Score! Some gorgeous guy just sent you a wink - but you don’t know yet if he is of the frog or toad variety. Whoa there. Don’t do anything hasty. As cute as he may be, looks can be deceiving.
In my earliest searches for Happily Ever After, I returned quite a few random winks only to be disappointed to learn later on that the man was a toad. I knew I had to choose between winking and emailing, I just didn’t know what meant what. Can you relate?
For the uninitiated, the wink is a first socially acceptable and benign but flirty contact between the citizens of the online dating community or as I love to call it, the Toad Kingdom. It is a way for men and women both to avoid rejection as well as get a pulse on the other person’s interest.
Once you know how to separate the frogs from the toads, the wink also becomes a girl’s best friend. Use this power wisely, and you’ll have a lot more fun with your online dating experience.

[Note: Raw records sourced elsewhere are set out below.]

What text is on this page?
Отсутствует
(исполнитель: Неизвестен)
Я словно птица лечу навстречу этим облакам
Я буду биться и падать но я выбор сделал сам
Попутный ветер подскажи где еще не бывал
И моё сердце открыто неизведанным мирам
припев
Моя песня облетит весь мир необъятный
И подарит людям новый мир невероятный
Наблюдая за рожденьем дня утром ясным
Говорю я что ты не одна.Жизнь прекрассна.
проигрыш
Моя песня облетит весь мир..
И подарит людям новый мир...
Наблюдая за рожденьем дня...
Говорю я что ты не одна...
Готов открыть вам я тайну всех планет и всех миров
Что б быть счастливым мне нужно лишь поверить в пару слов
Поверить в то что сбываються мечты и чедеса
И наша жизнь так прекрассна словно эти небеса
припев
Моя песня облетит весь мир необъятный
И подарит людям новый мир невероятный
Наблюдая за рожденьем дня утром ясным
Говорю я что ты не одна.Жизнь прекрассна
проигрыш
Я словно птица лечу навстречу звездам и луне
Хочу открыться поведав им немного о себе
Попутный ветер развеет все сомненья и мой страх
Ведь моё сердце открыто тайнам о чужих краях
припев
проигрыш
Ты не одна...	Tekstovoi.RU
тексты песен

I wasted precious time and energy kissing toads because I didn’t want to hurt their feelings and just go home. The good news? I may just be able to save you from a few warty kisses. Here’s your action plan:
Stop - Drop - Roll: A 3 Step Wink Management Plan
The Scene: You open your computer and someone has WINKED at you:
- Stop thinking about how cute he is and start looking at who he claims to be - the essay, the details. Profiles without pictures are a much different discussion for the more seasoned citizens of the Toad Kingdom, but the generally accepted principle - No pic, no chance. So he won your attention with his photos - but don’t jump in just yet. Take your time. Make yourself wait an hour.
Drop into his Match profile and see if he meets your key criteria.
- Non-smoker? Nope - says he’s a smoker. Doesn’t work for me.
- Likes Kids? Yes, but my kids don’t need to be around the smoke.
- Witty little personal essay? Sure - he’s got spunk, but the above are deal breakers.
The right step - move on. Don’t waste your time if being around a smoker sends your asthma into a flare. And if you try to politely decline every guy who winks your direction - you’ll start to mistakenly wink back even at SPAM.